Many of our interviewees always live on a knife-edge, but this year, economic shocks are assailing them from all sides. One man, a teacher, who also has livestock, said that usually, families have several income streams, all limited, but taken together, they can manage: one or two men would be working in Iran and sending money home and there would be “some produce from agriculture and donations from international charitable institutions.” This year, he said, “the situation was utterly different” and it was not just “this severe drought.”
The report ends by looking at how so many of those other, non-farming income streams have also dried up. It surveys the repercussions of Washington entirely cutting USAID funding to Afghanistan, which include severe cuts to food aid. It has lost 40 per cent of its funding. The IPC said that, on average, only 625,000 people out of the almost 1.6 million expected to experience large food gaps resulting in very high acute malnutrition and excess mortality will receive food assistance in the period up to October. The World Food Programme told AAN how they have had to scale back their famine prevention response, both in terms of geographic coverage and a delay in starting it. That is partly because of funding shortages and partly so that it could give some help to the hundreds of thousands of Afghans forcibly returned from Iran and Pakistan.
Those returnees, arriving back in chaos and misery, also represent an additional cost to communities and the state. For some households, who had single working men sending money home, there is also a loss of remittances. Some families are also facing the loss of a salary as the Islamic Emirate cuts public sector jobs, both military and civilian, by a fifth. Such cuts are no surprise to anyone following its relentless expansion of the workforce, especially the armed forces, since coming to power. However, the timing is grim. Additionally, the Emirate’s focus on the security sector, at the expense of public services, has left those services – health, agricultural support and food security – vulnerable to the current cuts in foreign aid.

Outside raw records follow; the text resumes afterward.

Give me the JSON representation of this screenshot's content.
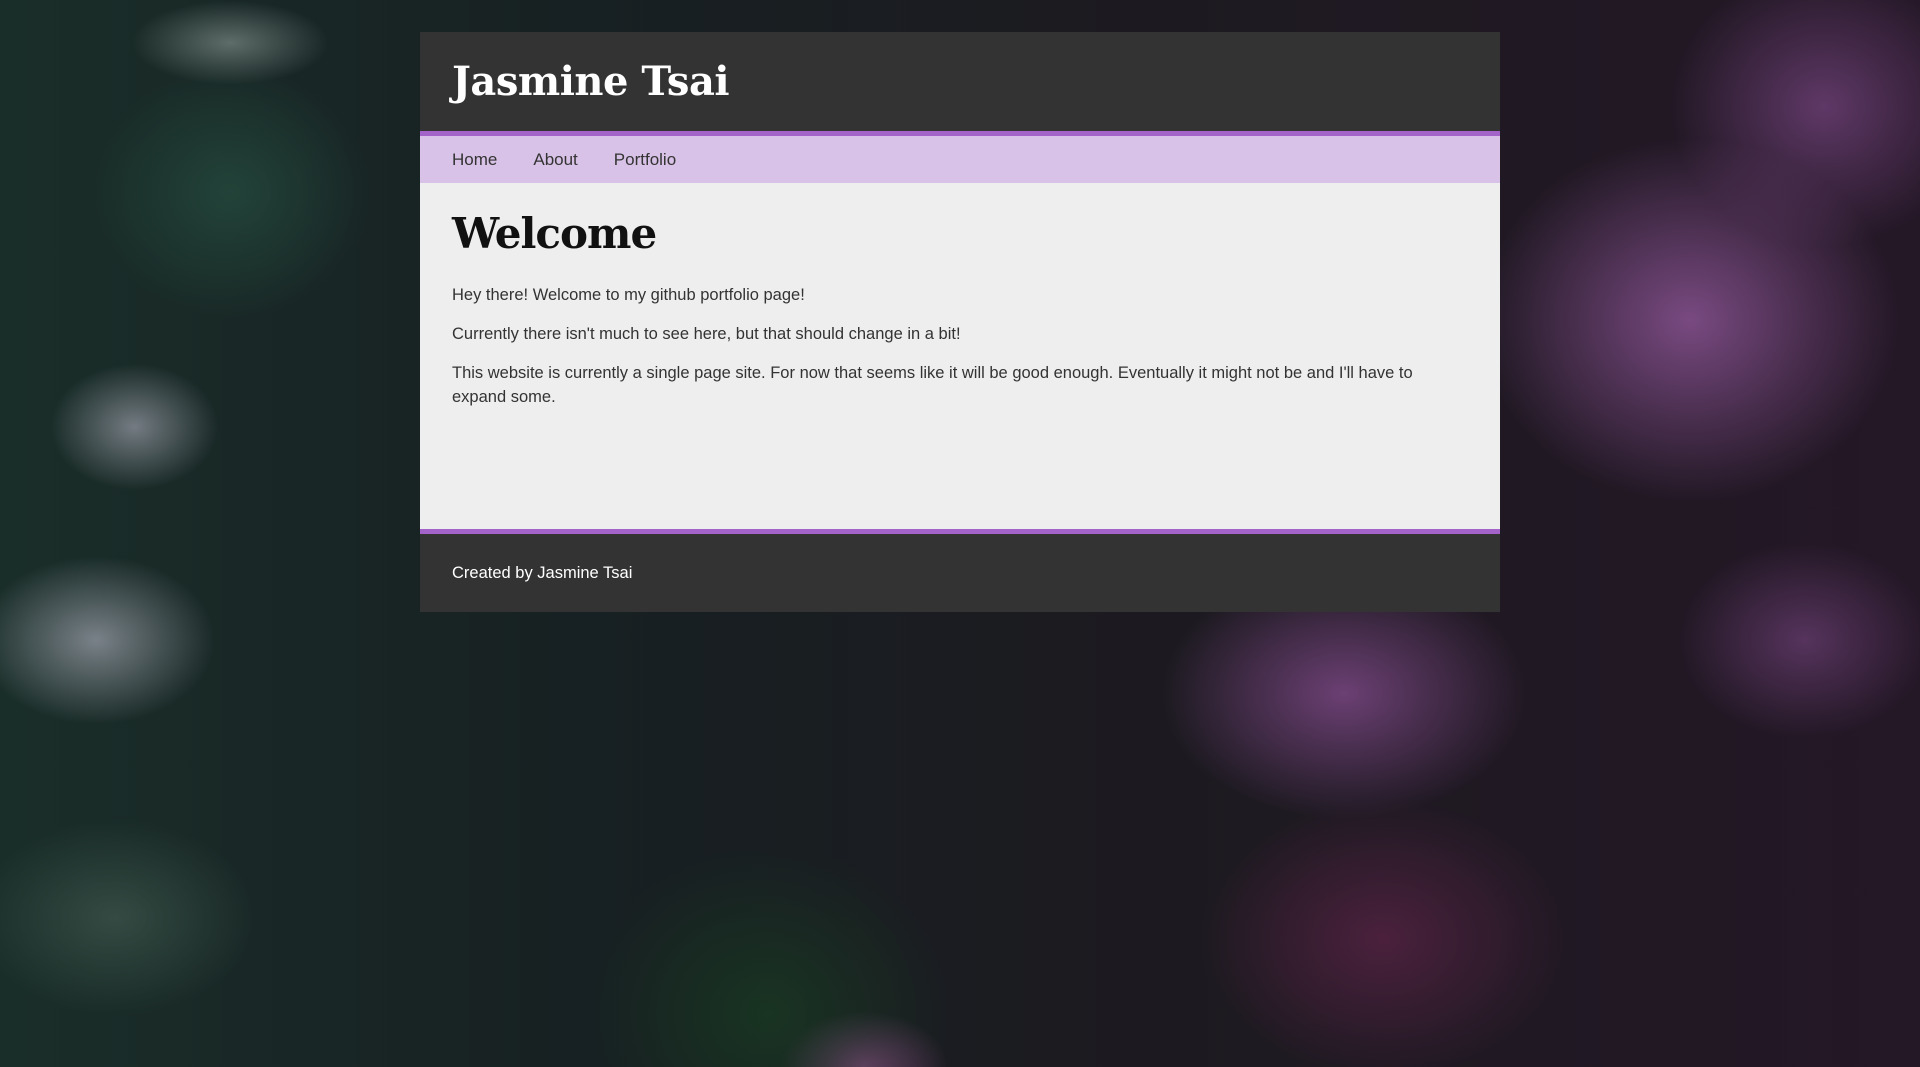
{
  "header": {
    "site_title": "Jasmine Tsai"
  },
  "nav": {
    "items": [
      {
        "label": "Home"
      },
      {
        "label": "About"
      },
      {
        "label": "Portfolio"
      }
    ]
  },
  "main": {
    "heading": "Welcome",
    "paragraphs": [
      "Hey there! Welcome to my github portfolio page!",
      "Currently there isn't much to see here, but that should change in a bit!",
      "This website is currently a single page site. For now that seems like it will be good enough. Eventually it might not be and I'll have to expand some."
    ]
  },
  "footer": {
    "text": "Created by Jasmine Tsai"
  },
  "colors": {
    "header_bg": "#333333",
    "accent": "#a463c8",
    "nav_bg": "#d9c2e7",
    "content_bg": "#eeeeee",
    "footer_bg": "#333333"
  }
}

Agriculture remains the backbone of Afghanistan’s economy. Approximately one-third of the population has access to agricultural land. Farming supports not only those who grow crops and keep livestock to eat or sell, but also those who work others’ land – it is the largest employer in the country. The good national wheat harvest this year is welcome news, but it can only ever mitigate the multiple pressures facing so many Afghan families.